小さい頃から「グループ」が好きじゃなかった。
小学校低学年くらいまでは、みんな気の合う友達と遊んでいて、グループなんてなかった。

高学年になったら、グループづくりがはじまった。
「ねえ、るるど、私たちと一緒になんなよ」
「あのグループじゃなくて、私たちのところに来て」
「何であの子達のグループに入るの、私たちと一緒に遊ぼうよ」
あっという間に、いくつかのグループがつくられた。

私は、どのグループにも属していたようで、どこにも属していなかった。誰にもどのグループに属するとは言わなかった。あるグループに属してしまうと、違うグループの友達とはあまり話せなくなり、遊べなくなるからだった。そして自分たち以外のグループの悪口を言う。そんな暗黙のルールがあった。友だちと友だちの間にグループという壁をつくりたくなかった。

結局、どのグループにも属さないと、最終的には孤立することになる。
だから、残念だけれど、その頃の楽しい思い出はあまりない。

不思議なもので、グループに属している一人一人と個別にかかわると、とても楽しかったり、気が合ったりした。学校が終わってから、家で遊んだり、話したりすると、グループの壁は消えていた。そして、クラス全体で何かをするときは、当たり障りのない私を推薦し、学級委員長に選ぶ。 そんな時以外、学校ではみんな自分のグループに属し、グループの仲間だけで群れていた。そして、自分たちは特別だという目に見えない壁を、それぞれのグループがつくり、互いに距離を置いていた。
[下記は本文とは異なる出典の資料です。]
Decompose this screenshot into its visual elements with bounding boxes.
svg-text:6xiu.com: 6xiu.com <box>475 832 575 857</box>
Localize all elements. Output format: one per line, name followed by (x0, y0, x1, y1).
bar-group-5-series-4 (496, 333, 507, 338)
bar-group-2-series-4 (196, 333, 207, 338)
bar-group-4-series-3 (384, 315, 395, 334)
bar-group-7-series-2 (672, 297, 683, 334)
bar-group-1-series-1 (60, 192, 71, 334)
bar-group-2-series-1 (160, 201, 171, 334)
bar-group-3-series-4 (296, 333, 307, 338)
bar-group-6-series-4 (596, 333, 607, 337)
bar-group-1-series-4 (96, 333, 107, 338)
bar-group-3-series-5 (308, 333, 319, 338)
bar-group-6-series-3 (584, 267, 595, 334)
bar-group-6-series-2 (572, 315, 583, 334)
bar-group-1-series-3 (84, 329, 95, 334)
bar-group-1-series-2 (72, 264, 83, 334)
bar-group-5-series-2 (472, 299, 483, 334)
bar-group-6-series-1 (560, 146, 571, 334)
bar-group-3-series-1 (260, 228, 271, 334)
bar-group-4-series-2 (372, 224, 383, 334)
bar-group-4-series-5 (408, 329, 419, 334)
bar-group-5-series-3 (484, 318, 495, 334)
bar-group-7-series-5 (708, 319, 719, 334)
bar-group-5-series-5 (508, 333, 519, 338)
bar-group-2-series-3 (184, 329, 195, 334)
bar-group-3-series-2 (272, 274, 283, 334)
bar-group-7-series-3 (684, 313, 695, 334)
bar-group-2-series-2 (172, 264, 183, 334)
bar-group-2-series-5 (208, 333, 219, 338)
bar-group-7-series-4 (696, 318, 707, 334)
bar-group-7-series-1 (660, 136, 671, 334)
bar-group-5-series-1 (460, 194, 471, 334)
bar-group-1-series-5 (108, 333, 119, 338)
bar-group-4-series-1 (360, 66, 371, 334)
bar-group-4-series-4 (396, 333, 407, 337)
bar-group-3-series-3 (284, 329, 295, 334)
そんな空気がいやでしょうがなかった。グループに属さない、属せないでいる自分が恨めしかった。属していても楽しくなかったし、属さなくてもひとりで寂しかった。どちらを選んでも望むものではなかったから、私にとってはとても居心地の悪いクラスの環境だった。

でも、そんな中でも、良い思い出が一つある。私がいなかった時、どこのグループにも属さないような風変わりな私をみんなの前でかばう言動をとってくれた子がいた、ということをいろんな子から後日聞いた。その子とは特別に仲が良かったわけでもない。私を守ることのメリットはその子には何もなかった。とても嬉しかった。その体験を通して、自分をわかってくれる人や「味方」は必ずいるものだと人に対して希望を持つようになった。よき理解者は、私が知らなくても、遠く離れているかもしれないけれど、どこかに必ずいてくれると思うようになった。その子とは、特別仲良くなったことはなかった。けれど、私の心の中では特別な存在になった。私が彼女だったらそんな勇気のある事は出来なかったと思う。

今でもグループに属して、人と人の間に壁をつくるのなら、一人でいたほうがいいと思う。人間は群れを成して生きる社会的な動物なのに・・・、こんな私はきっと早死にするんだろう。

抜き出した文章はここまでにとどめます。